Canada and Sweden hit back to set up women's final duel

Homan and Hasselborg recover from nervy morning defeats to qualify for Sunday showpiece

Team Homan and Team Hasselborg made life difficult for themselves before eventually setting up a big-name women’s final at the Curling World Cup first leg in Suzhou.

At the start of the final day of group action in south-eastern China, both rinks led their respective groups with a maximum 12 points, but their smooth progress was interrupted as both lost unexpectedly early on in the day.

Team Hasselborg went down 7-2 to Japan in the morning session, a result which saw Team Fujisawa pull within three points in the group standings. “After our first two games, we’ve just focused on ice reading,” said the Japanese skip. “We’re now more relaxed, so we became better.”

In the following session, Team Homan suffered a shock to the system too, beaten 8-2 by Korea, who had failed to register a single point prior to that stunning victory.

A beaming Korean skip Minji Kim said: “Team Homan are our role models and we’ve always said we would love to play them sometime. We have been having a really hard time understanding the ice and we’ve been making so many mistakes. But in this game, we made fewer mistakes so that was the difference.”

Two sheets away, that surprise result gave Team Roth a chance to pull level atop Group B, but they passed up that opportunity by losing 8-4 to a resurgent Team Sidorova.

All that drama set up a sizzling and intriguing evening session in which four teams were in with a shout of reaching the final, with Roth and Homan facing off directly.

Team Homan’s class told in the end as they wrapped up an 8-2 victory. “It was tough conditions out there,” Homan reflected. “It’s late at night but there were a lot of shots made by both teams and thankfully we came out with a win.

”It’s the same for both teams and you’ve just got to learn the ice first. We’re excited to be in the final.

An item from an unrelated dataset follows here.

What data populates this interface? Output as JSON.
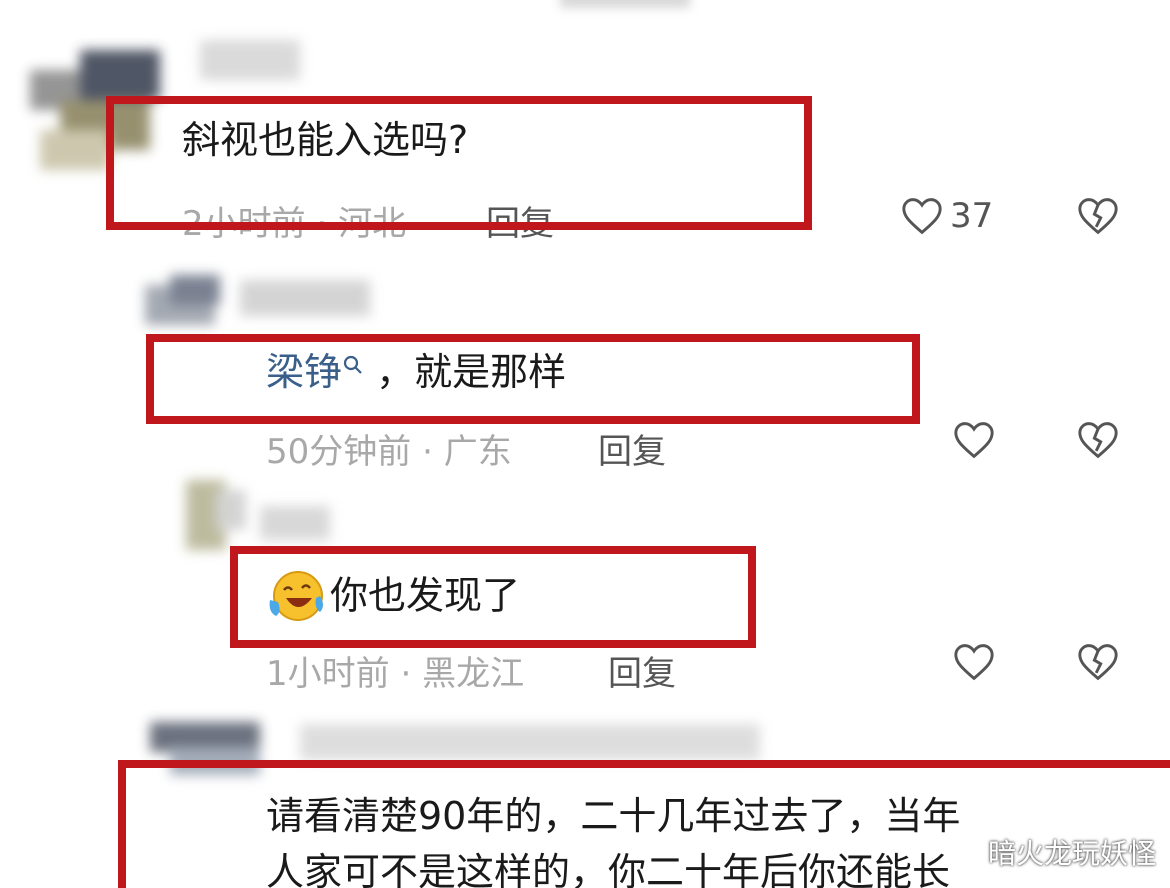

It’s the first event of the year you never know how it’s going to go so we’re glad we got that last final win.|”

Two early deuces settled Team Hasselborg’s nerves as they saw off Scotland 8-1, while Japan’s 5-4 defeat to China meant the Swedes needn’t have worried in any case.

Anna Hasselborg threw her team shirt to two grateful fans in the crowd and said: “We were not happy with how we played at all this morning [in losing to Japan] but the Fujisawa team are one of the best in the world so if you're not playing your best you'll probably lose. Tonight we played very, very well and controlled the scoreboard so I'm very happy.”

Scotland’s Team Muirhead, minus their titular skip due to her hip injury, finished level with China on six points in Group A, beating the hosts 10-1 before losing heavily to Team Hasselborg later on.

Team Roth ended up finishing level with Team Sidorova on nine points in Group B, six behind Canada, as their fortunes reversed through the week. The Americans finished with successive defeats but the Russians’ new line-up gelled and improved as the week went on.

The victor between Canada and Sweden in Sunday's finale will seal their place in May's Grand Final in Beijing.